By Jason Van der Schyff

Published 26 September 2024

The attacks against Hezbollah using weaponized pagers and walkie talkies serve as a stark reminder of the dangers of compromised supply chains and why Australia must secure its own against the threats from China.

The attacks against Hezbollah using weaponized pagers and walkie talkies serve as a stark reminder of the dangers of compromised supply chains and why Australia must secure its own against the threats from China.

While the full details about the devices are yet to emerge, the operation—presumed to be carried out by Israel though not declared as such—indicates what could happen if supply chains were exploited in more subtle but equally insidious ways. For nations like Australia, the consequences could be just as catastrophic.

While infiltrating electronic supply chains is not a new tactic, these incidents highlight the dramatically growing sophistication of supply chain attacks. Prior to this operation, the most famous one was the Shin Bet’s 1996 assassination of Hamas’s chief bombmaker, Yahya Ayyash, using a rigged mobile phone.

With rising geopolitical tensions, particularly involving China, the risk of compromised hardware bound for Australia is alarmingly real, particularly considering China’s industrial capacity to produce at mass quantities.

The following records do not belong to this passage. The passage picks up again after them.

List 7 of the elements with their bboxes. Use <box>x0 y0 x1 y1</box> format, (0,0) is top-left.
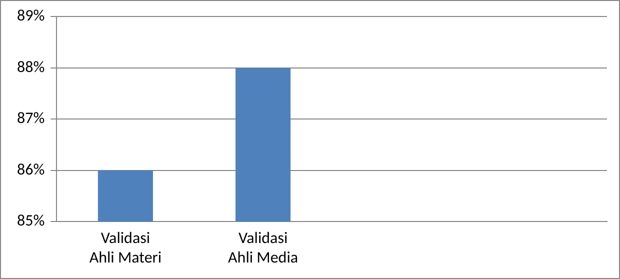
y-tick-label: 85% <box>17 212 45 231</box>
y-tick-label: 86% <box>17 160 45 180</box>
y-tick-label: 88% <box>17 58 45 77</box>
x-tick-label: Validasi Ahli Materi <box>89 229 162 268</box>
y-tick-label: 87% <box>17 109 45 128</box>
y-tick-label: 89% <box>17 6 45 26</box>
x-tick-label: Validasi Ahli Media <box>228 229 298 268</box>
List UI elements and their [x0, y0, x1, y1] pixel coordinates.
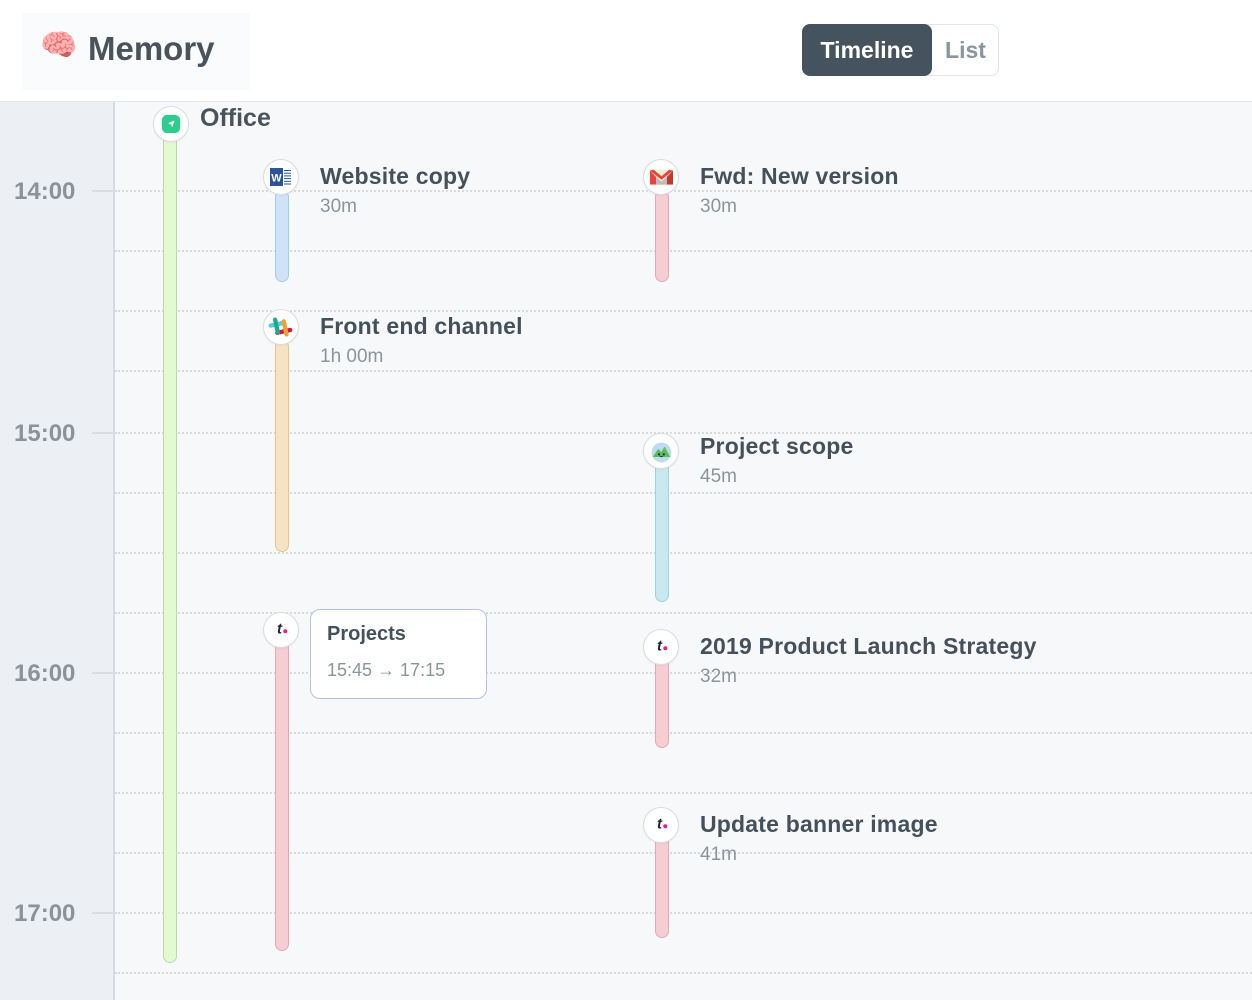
svg-text:t: t — [277, 621, 283, 638]
svg-text:t: t — [657, 638, 663, 655]
svg-text:W: W — [271, 173, 282, 185]
svg-text:t: t — [657, 816, 663, 833]
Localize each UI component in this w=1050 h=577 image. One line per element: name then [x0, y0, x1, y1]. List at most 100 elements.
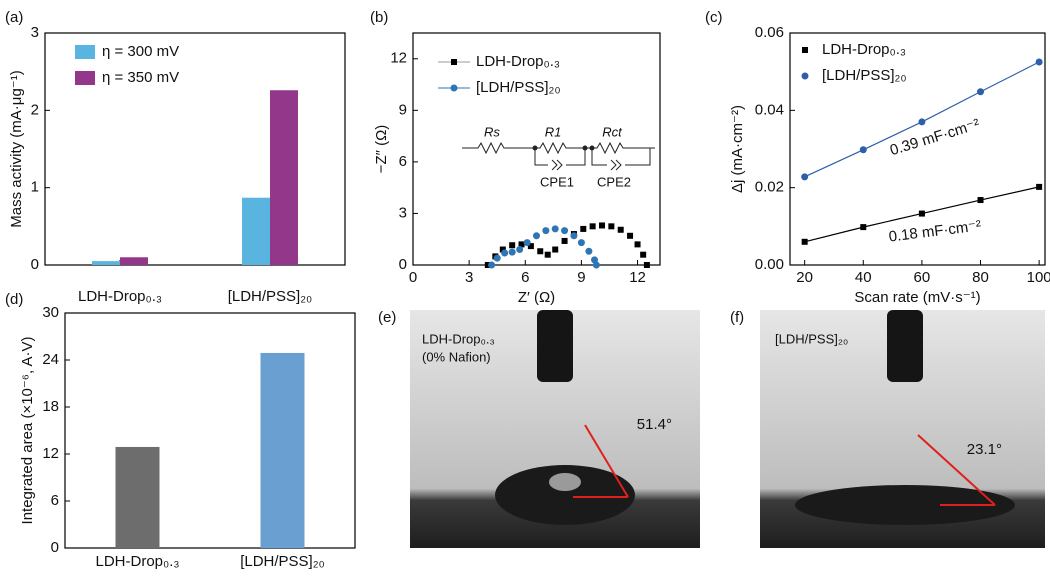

China, as the world’s largest maker of electronic devices, plays a pivotal role in the global supply chain. But its dominance raises concerns, especially given its growing assertiveness and accusations of espionage and sabotage. There are genuine fears that China could exploit its control over the supply chain to insert vulnerabilities into hardware bound for Australia, whether for surveillance or sabotage.

A much-debated Bloomberg article of 2018, ‘The Big Hack’, brought hardware-based supply chain attacks into the public consciousness, citing Chinese involvement in planting microchips in American servers. Although the report’s validity remains contested, classified intelligence has long suggested that China’s role in compromised supply chains represents a significant and ongoing threat. While awareness of these threats has grown, action to mitigate them has not kept pace.

As early as 2011, the US Department of Defense warned that supply chain vulnerabilities were a ‘central aspect of the cyber threat’, stressing that over-reliance on foreign factories ‘provides broad opportunities for foreign actors to subvert US supply chains’. More than a decade later, this warning is more relevant than ever. Yet little progress has been made to secure critical infrastructure components that remain vulnerable to supply chain threats.

In Australia, the challenge is even more pressing. As a nation that relies heavily on imports for essential goods, from consumer electronics to military hardware, the potential for supply chain interdiction looms large, especially given that much of this equipment is manufactured in China.